Like play, children have a right to speak their own languages, and a right to education in their own languages that is recognised internationally by the United Nations.

In early childhood education settings, educators are looking for ways to be more culturally and linguistically inclusive in their learning and teaching approaches.

Translanguaging pedagogies are one approach that is being advocated globally.

Translanguaging recognises that multilingual learners will use their languages and mean-making resources together, in a fluid way, to aid and promote communication.

Translanguaging pedagogies build on this natural predisposition for the planned and deliberate use of children’s multilingual repertoires in classroom contexts to support learning.

Translanguaging pedagogies can be implemented through play-based learning approaches. However, as found in a systematic review we conducted, these two pedagogies are rarely used together to promote learning in culturally and linguistically inclusive ways.

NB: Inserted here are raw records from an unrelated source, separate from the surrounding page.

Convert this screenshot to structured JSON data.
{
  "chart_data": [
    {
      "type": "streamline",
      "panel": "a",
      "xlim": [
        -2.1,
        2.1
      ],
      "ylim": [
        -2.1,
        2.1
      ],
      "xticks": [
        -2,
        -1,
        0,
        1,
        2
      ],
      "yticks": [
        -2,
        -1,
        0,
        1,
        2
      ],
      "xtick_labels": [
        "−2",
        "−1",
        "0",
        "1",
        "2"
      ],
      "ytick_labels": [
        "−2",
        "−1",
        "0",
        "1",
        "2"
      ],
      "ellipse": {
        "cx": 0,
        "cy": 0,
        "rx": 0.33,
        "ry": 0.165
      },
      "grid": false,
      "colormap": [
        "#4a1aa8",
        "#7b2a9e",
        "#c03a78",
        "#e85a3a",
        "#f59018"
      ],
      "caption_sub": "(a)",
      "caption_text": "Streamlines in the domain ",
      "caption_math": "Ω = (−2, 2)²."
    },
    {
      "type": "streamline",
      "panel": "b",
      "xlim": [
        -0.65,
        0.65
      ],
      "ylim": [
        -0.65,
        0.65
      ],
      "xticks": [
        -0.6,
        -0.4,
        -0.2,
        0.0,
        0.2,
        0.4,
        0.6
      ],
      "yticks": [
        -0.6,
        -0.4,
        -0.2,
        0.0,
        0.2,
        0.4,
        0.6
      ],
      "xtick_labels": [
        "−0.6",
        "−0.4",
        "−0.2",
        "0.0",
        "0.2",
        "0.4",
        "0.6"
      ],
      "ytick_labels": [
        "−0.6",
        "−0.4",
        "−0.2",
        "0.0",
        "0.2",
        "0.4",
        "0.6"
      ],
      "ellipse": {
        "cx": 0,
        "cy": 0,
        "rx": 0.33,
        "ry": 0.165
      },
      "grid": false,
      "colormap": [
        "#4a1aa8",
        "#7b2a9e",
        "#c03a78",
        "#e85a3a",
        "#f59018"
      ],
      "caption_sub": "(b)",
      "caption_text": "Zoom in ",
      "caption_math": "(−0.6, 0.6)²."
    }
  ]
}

We have, therefore, proposed a new framework: Playworld Translanguaging that combines these two approaches. Playworlds is one contemporary model of play-based learning. In our recent conceptual paper, we describe the shared characteristic of Playworlds and Translanguaging Pedagogies, they are:

  • Rights-based and inclusive
  • Socioculturally oriented
  • Designed spaces
  • Flexible and responsive
  • Multimodal

In 2024, we were able to trial our approach in a multi-age early years classroom with children aged 5 to 7 years old from language backgrounds other than English. Teachers and children participated in a series of three playworlds based on well-known children’s books, as well as three stories that were written and illustrated by an educator at the school to reflect the cultural knowledges and languages of the children in the class. The educators involved in the project described this approach as being transformative, highlighting children’s high levels of engagement with the playworlds and the learning associated with it.

For us, it shows that it is possible to effectively implement evidence-based pedagogies that uphold the rights of children, namely the right to speak their language and the right to play in the classroom. Playworld translanguaging is one approach can enhance language learning and literacy development, conceptual understanding, and problem solving skills, while also supporting the identity formation, personal agency, and wellbeing of culturally and linguistically diverse young children.

About the author

Dr Carly Steele is an applied linguist and a fully qualified teacher with over 12 years’ experience in diverse educational contexts across Australia including urban cities, and rural and remote communities. She holds the position of Senior Lecturer and Master of Education Course Coordinator at Curtin University, Perth. Dr Steele engages in participatory action research in collaboration with classroom teachers and her research aims to promote culturally and linguistically responsive teaching and assessment practices.